Russian food safety watchdog Rosselkhoznadzor and the Chinese government body in charge of quality control signed two food safety documents on Russian wheat, corn (maize), rapeseed, soybean and rice supplies at a ceremony in Beijing.
The documents were signed along with other deals during Russian Prime Minister Dmitry Medvedev’s visit to China, the Russian government press service told Reuters.
Interfax news agency said the Rosselkhoznadzor head Sergei Dankvert had previously said these agreements would open up the Chinese market for Russian wheat.

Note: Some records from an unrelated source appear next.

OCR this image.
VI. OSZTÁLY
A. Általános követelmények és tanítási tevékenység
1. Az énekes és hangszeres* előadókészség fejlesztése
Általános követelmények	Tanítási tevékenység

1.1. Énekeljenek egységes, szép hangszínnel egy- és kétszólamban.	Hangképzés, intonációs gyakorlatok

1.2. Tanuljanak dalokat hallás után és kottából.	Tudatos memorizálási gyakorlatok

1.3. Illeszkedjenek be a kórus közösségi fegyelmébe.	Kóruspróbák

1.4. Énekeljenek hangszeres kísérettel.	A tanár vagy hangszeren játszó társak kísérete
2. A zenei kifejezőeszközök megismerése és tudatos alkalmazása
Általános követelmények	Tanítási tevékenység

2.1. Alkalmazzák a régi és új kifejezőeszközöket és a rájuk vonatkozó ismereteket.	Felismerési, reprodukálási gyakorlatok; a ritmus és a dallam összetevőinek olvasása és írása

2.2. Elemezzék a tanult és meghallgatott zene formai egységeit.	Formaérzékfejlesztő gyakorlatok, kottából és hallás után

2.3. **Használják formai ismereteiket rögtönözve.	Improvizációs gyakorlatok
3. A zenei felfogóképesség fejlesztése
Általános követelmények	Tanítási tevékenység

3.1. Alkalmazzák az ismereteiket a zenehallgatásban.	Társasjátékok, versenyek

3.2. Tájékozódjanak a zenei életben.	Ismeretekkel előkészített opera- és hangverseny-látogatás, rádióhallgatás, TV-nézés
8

Russia has been in talks on supplying grain to China for several years.
But one Moscow-based trader said the agreements signed on Thursday would make only small volumes of grain from Russia competitive in China.
China has agreed to allow Russian wheat supplies only from several Siberian regions — the Altai, Krasnoyarsk, Novosibirsk and Omsk, Rosselkhoznadzor representative Yuliya Melano told Reuters.
Melano said China had originally asked for wheat supplies in bags only, but Russia has managed to remove this condition.
Supplies of corn, rapeseed, soybean and rice are now allowed from Russia’s far east regions, including Khabarovsk, Primorsk, Baikal and Amur, she also said.
“These moves will lead to some supplies but they will be small,” the Moscow-based trader said. He said that the agreements would provide some additional demand for Russia’s grain in Siberia.
Russia is currently one of the world’s largest wheat exporters to North Africa and the Middle East and its key wheat exporting and producing regions are based in the south of the country. Russia is expected to get a bumper crop of more than 100 million tonnes for the third year in a row in 2016.
— Reporting for Reuters by Olesya Astakhova and Polina Devitt.